Sus meditaciones fueron interrumpidas cuando sintió que su propio brazo se alzaba sobre su hombro sin que él haga nada. En medio de los gritos de júbilo por el saludo de su santidad, sus febriles pensamientos apuntaron en un primer momento al poder del supremo que le daba fuerzas para levantar esa extremidad que desde hacía mucho no podía mover por voluntad propia. Especulaciones que fueron desterradas cuando descubrió que el camarlengo ( el mismo que insistió con reanimarlo a como dé lugar) escurrido con astucia clerical, por debajo de su santidad, le levantaba el brazo por detrás sin que nadie de la muchedumbre pueda notar su función de titiritero.


Los doctores dijeron que era suficiente.
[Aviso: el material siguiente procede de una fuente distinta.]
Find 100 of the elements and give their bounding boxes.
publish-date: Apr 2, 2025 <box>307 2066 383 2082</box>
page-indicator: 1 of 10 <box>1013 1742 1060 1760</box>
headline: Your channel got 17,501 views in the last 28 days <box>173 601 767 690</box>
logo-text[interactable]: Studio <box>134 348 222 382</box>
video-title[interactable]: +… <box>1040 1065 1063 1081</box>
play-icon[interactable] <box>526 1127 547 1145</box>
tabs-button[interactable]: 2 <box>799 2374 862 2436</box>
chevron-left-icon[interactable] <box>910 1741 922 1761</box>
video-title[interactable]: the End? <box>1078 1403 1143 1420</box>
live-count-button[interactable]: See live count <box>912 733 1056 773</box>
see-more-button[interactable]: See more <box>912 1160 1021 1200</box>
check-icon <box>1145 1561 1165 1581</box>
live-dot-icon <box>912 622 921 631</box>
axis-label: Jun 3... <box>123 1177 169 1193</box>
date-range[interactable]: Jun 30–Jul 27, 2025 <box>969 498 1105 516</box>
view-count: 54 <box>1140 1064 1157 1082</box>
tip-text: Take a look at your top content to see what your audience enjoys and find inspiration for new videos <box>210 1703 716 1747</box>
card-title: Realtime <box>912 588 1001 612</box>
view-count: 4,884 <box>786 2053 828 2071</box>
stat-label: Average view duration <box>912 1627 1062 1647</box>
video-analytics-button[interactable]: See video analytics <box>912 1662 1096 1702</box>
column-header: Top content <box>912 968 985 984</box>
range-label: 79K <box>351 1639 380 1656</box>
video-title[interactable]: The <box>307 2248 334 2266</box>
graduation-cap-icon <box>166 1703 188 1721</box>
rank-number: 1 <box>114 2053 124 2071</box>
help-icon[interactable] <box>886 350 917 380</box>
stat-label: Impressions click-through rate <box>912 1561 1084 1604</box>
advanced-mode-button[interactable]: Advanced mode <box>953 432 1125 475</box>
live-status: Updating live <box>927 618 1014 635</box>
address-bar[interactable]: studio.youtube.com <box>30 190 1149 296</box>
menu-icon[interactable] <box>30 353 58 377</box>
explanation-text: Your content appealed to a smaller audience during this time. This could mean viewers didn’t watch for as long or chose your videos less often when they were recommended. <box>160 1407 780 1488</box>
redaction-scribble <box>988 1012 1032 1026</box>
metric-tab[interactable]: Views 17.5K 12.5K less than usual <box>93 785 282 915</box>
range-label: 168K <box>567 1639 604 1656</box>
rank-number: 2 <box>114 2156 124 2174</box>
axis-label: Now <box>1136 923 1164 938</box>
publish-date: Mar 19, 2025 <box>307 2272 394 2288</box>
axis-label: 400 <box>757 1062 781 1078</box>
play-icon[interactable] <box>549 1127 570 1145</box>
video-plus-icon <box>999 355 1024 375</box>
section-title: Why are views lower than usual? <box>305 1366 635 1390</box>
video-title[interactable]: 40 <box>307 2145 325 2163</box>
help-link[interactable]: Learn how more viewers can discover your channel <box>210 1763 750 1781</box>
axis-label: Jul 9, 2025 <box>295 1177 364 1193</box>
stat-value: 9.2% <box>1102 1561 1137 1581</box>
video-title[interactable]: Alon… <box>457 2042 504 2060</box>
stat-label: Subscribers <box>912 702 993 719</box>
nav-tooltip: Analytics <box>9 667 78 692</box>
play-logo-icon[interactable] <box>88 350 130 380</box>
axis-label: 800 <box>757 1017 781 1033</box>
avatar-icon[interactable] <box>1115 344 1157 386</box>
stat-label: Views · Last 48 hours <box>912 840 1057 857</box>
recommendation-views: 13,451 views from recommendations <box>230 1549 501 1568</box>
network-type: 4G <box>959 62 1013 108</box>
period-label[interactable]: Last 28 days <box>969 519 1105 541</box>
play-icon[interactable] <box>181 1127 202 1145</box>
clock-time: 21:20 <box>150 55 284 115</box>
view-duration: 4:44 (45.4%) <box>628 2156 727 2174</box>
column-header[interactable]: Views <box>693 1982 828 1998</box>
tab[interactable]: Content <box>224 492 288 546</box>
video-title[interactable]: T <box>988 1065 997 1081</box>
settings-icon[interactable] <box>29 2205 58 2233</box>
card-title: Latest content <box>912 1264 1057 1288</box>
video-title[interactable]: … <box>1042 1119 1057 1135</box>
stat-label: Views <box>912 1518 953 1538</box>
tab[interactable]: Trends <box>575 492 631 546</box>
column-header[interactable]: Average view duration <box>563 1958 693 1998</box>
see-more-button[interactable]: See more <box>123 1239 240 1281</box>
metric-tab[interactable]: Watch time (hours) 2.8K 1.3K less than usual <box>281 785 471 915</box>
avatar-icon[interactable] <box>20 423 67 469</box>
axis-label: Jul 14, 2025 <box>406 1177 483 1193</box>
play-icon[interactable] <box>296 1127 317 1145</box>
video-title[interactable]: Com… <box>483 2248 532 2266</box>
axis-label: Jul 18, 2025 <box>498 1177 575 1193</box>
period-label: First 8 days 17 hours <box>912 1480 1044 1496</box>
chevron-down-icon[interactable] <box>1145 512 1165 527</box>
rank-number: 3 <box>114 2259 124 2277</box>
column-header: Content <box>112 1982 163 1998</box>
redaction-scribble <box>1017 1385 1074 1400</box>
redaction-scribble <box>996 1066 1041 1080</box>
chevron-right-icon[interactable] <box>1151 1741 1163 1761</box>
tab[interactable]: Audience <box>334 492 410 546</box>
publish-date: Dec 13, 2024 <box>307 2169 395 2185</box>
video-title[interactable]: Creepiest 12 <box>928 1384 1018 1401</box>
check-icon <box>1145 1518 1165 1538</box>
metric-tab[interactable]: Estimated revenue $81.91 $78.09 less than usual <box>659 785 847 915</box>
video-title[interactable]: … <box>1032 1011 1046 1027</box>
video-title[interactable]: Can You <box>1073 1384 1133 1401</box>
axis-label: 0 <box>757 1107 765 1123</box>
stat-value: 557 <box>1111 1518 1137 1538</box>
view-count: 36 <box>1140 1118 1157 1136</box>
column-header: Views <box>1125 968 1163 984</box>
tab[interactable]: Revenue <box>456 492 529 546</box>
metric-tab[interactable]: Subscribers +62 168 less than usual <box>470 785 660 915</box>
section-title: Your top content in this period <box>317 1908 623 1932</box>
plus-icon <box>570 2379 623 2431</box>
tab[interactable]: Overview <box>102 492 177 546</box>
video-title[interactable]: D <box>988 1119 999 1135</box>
Que no podían tenerlo más tiempo a la intemperie, sin exponerlo a la muerte. Hubo una discusión entre el jefe del equipo médico y el camarlengo (el mismo que exigió lo reanimen cueste lo que cueste) originado por la disyuntiva de priorizar entre la salud del papa o su responsabilidad como jefe supremo de la iglesia católica apostólica y romana. Esta vez el médico logró imponerse. Las cortinas se cerraron y ya sin consultarle (hasta hace poco le consultaban todo y él, con una sola venia hecha con su cabeza, daba su aprobación o su negativa) pero ahora, ante su supuesta incapacidad para hablar quien tomaba las decisiones era el camarlengo, tal como estipula la tradición romana.


Lo volvieron a llevar a la sala de cuidados intensivos hasta que sea necesaria una nueva aparición pública.

Su incomodidad era mayor cuando quería hablar y no le salían las palabras

Mientras avanzaban con la silla de ruedas rumbo a su habitación, el ex soldado, ex atleta y poeta se quedó dormido y tuvo un sueño hermoso: había recuperado el don del habla y les decía a sus cardenales con una voz potente y firme que no estaba de acuerdo con todo eso que estaban haciendo.


Epílogo:

Era una plataforma al descubierto donde estaba siendo exhibido al público. Un grupo selecto de cardenales tenían el privilegio de cargarlo. Avanzaban a paso lento y con rostros compungidos.

El cuerpo, maquillado por los mejores profesionales romanos de estilismo necrófilo, se veía hermoso a la distancia. Vestido con traje impecable, donde no faltaba ni el roquete, la mitra, la estola, ni el báculo. (¿Cómo hacían para que lo sostenga y no se cayera?) Cada una de las piezas tenía acabados en oro que se encendían vivazmente con los flashes de las cámaras fotográficas.

Para satisfacción del camarlengo, era una ceremonia apoteósica, impresionante: todo el exceso y lujo del vaticano exhibiéndose ante el mundo. No sólo eso, la multitud agolpada contra las barreras de seguridad que había dispuesto la policía había colmado con creces sus expectativas. Eran millones de personas que habían llegado de todo el mundo.

Una vez que el cuerpo era devuelto al frigider que lo conservaría durante una semana, los jóvenes sacerdotes encargados de su cuidado, descubrieron que el cuerpo estaba en realidad amarrado a la plataforma con gruesas sogas que habían cortado parte de los brazos y piernas y producido manchas cárdenas en su piel engrasada.

Sin embargo, poco o nada era esta impresión que tuvieron los jóvenes prelados cuando vieron el rostro del santo padre. Visto de cerca era una cosa muy distinta de lo que se veía por la televisión o a la distancia. En realidad es un amasijo de cera amarillo, preparado por los necroestilistas.


Todos lo pensaron pero nadie se atrevió a decir que al jefe de la iglesia esas cosas no le gustaban.